В конце прошедшего июля месяца мне пришлось ехать через Крымский брод. Вы помните, я думаю, любезные читатели, что в июле стояли постоянные жары; следовательно, я должен был полагать, что у Крымского броду Москва-река почти пересохла и что через нее не только не переезжают, но даже переходят вброд. Представьте же мое удивление, когда, подъехав к мосту, я увидел перед собой вместо тощей речонки, которая за месяц до того походила на какую-то проточную лужу, широкую, многоводную реку: ни одной песчаной косы, ни одной отмели — ну, точно как весною.
— Что это, батюшка, с рекою-то сделалось? — сказал мой Петр, приостановив лошадей. — Изволите видеть?
— Вижу, братец.
— Вот диковинка-то!.. Добро бы, дождливое лето, а то сушь и жарынь такая, что старики не запомнят.
— В самом деле, отчего такая прибыль воды?
— Вот то-то и есть, сударь!
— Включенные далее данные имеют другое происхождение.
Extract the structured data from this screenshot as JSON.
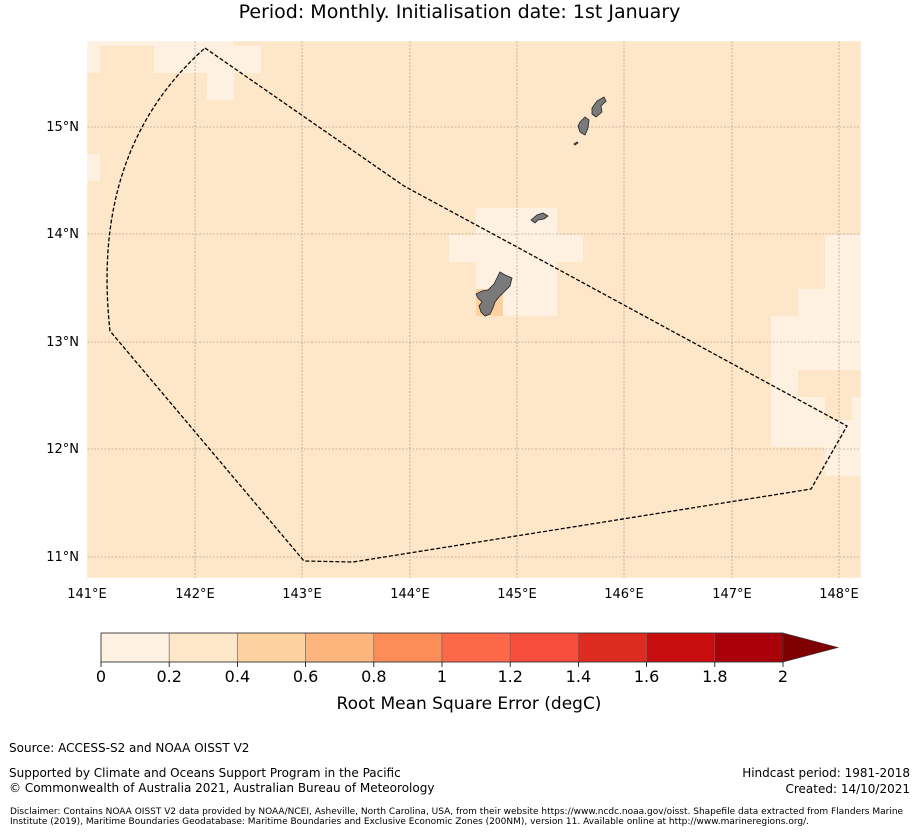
{
  "title": "Period: Monthly. Initialisation date: 1st January",
  "map": {
    "lon_range": [
      141.0,
      148.2
    ],
    "lat_range": [
      10.8,
      15.8
    ],
    "x_ticks": [
      "141°E",
      "142°E",
      "143°E",
      "144°E",
      "145°E",
      "146°E",
      "147°E",
      "148°E"
    ],
    "y_ticks": [
      "15°N",
      "14°N",
      "13°N",
      "12°N",
      "11°N"
    ],
    "base_fill_color": "#fee6c8",
    "low_fill_color": "#fff1e1",
    "mid_fill_color": "#fdd29f",
    "land_color": "#7a7a7a",
    "eez_boundary_style": "dashed"
  },
  "colorbar": {
    "ticks": [
      "0",
      "0.2",
      "0.4",
      "0.6",
      "0.8",
      "1",
      "1.2",
      "1.4",
      "1.6",
      "1.8",
      "2"
    ],
    "colors": [
      "#fff1e1",
      "#fee6c8",
      "#fdd29f",
      "#fdb57d",
      "#fc8d59",
      "#fd6849",
      "#f64d3c",
      "#dd2c1f",
      "#c80d0f",
      "#a90009"
    ],
    "extend_color": "#7f0000",
    "label": "Root Mean Square Error (degC)"
  },
  "footer": {
    "source": "Source: ACCESS-S2 and NOAA OISST V2",
    "support": "Supported by Climate and Oceans Support Program in the Pacific",
    "copyright": "© Commonwealth of Australia 2021, Australian Bureau of Meteorology",
    "hindcast": "Hindcast period: 1981-2018",
    "created": "Created: 14/10/2021",
    "disclaimer": "Disclaimer: Contains NOAA OISST V2 data provided by NOAA/NCEI, Asheville, North Carolina, USA, from their website https://www.ncdc.noaa.gov/oisst. Shapefile data extracted from Flanders Marine Institute (2019), Maritime Boundaries Geodatabase: Maritime Boundaries and Exclusive Economic Zones (200NM), version 11. Available online at http://www.marineregions.org/."
  }
}
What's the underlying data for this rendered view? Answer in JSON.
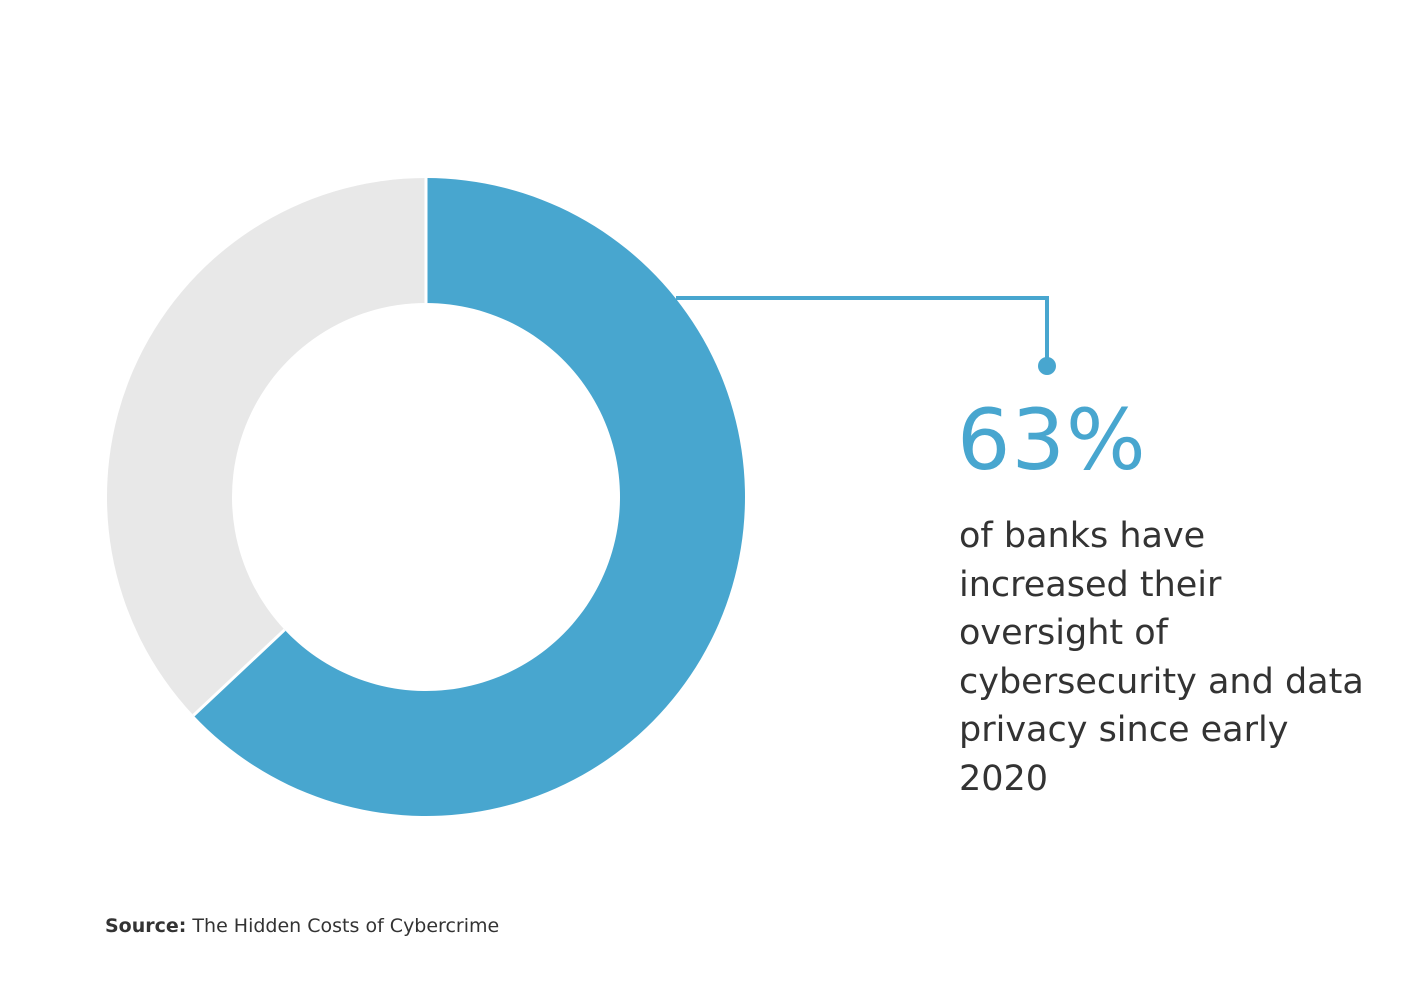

Чем бы Москве-то реке еще обмелеть, а смотрите, как она разгулялась: ни дать ни взять как в полую воду.
— Постой-ка, братец! — прервал я. — Что это там?… Вон налево-то!
— Где, сударь?
— К Каменному мосту, против Берсеневки.
— Ах, батюшки!.. Да ведь это плотина, сударь!.. Видит бог, плотина!..
— И мне кажется… Да, точно так! Ступай на Берсеневку.
Через несколько минут я остановился в десяти шагах от плотины и вышел из коляски. В том самом месте, где начинается отводный канал, то есть против Берсеневки и Бабьего городка, высокая плотина перерезывает во всю ширину Москву-реку; одна часть скопившейся воды выливается двадцатью двумя каскадами сквозь отверстия, сделанные в плотине, другая наполняет отводный канал, который из грязного рва превратился также в глубокую и судоходную реку. На берегу реки встретил я знакомого мне офицера путей сообщения, который рассказал мне следующие подробности о сооружении и устройстве этой плотины.
В 1833 году государь император высочайше повелеть соизволил улучшить судоходство по Москве-реке и устроить для складки и выгрузки товаров пристань обширнее и удобнее прежней. Для этого составлен был проект обхода Москвы-реки особенным каналом. В 1835 году все работы по сему предмету приведены к окончанию, и судоходство по каналу тогда же было открыто. Но в октябре месяце плотина, не выдержав напора воды, лопнула, и отводный канал остался снова без воды и употребления.
С того времени на возобновление плотины составлялись различные проекты, и наконец в 1843 году утвержден проект по системе совершенно новой. Ныне по этому проекту под главным надзором начальника четвертого округа генерал-майора Трофимовича устроена окончательно подполковником Бобрищевым-Пушкиным разборчатая плотина, названная Бабьегородскою, и судоходство по московскому отводному каналу снова открыто. Плотина будет устанавливаться каждую весну по спаде воды и разбираться осенью по закрытии судоходства; она запирается вертикальными брусками и, останавливая течение реки, наполняет водою канал до шестифутовой глубины, вполне достаточной для судоходства, пропуская затем всю излишнюю воду в нижнюю часть реки. Прежде приходящие в Москву суда, круглым числом до четырех тысяч, терпели большие затруднения от недостатка места для выгрузки товаров; теперь они найдут в отводном канале, на пространстве трех верст с половиною, удобную и обширную пристань, в которой могут разгружаться вдруг до пятисот судов, а сверх того будут иметь возможность приставать к берегам реки выше вновь устроенной плотины, то есть от Крымского брода до самых Воробьевых гор.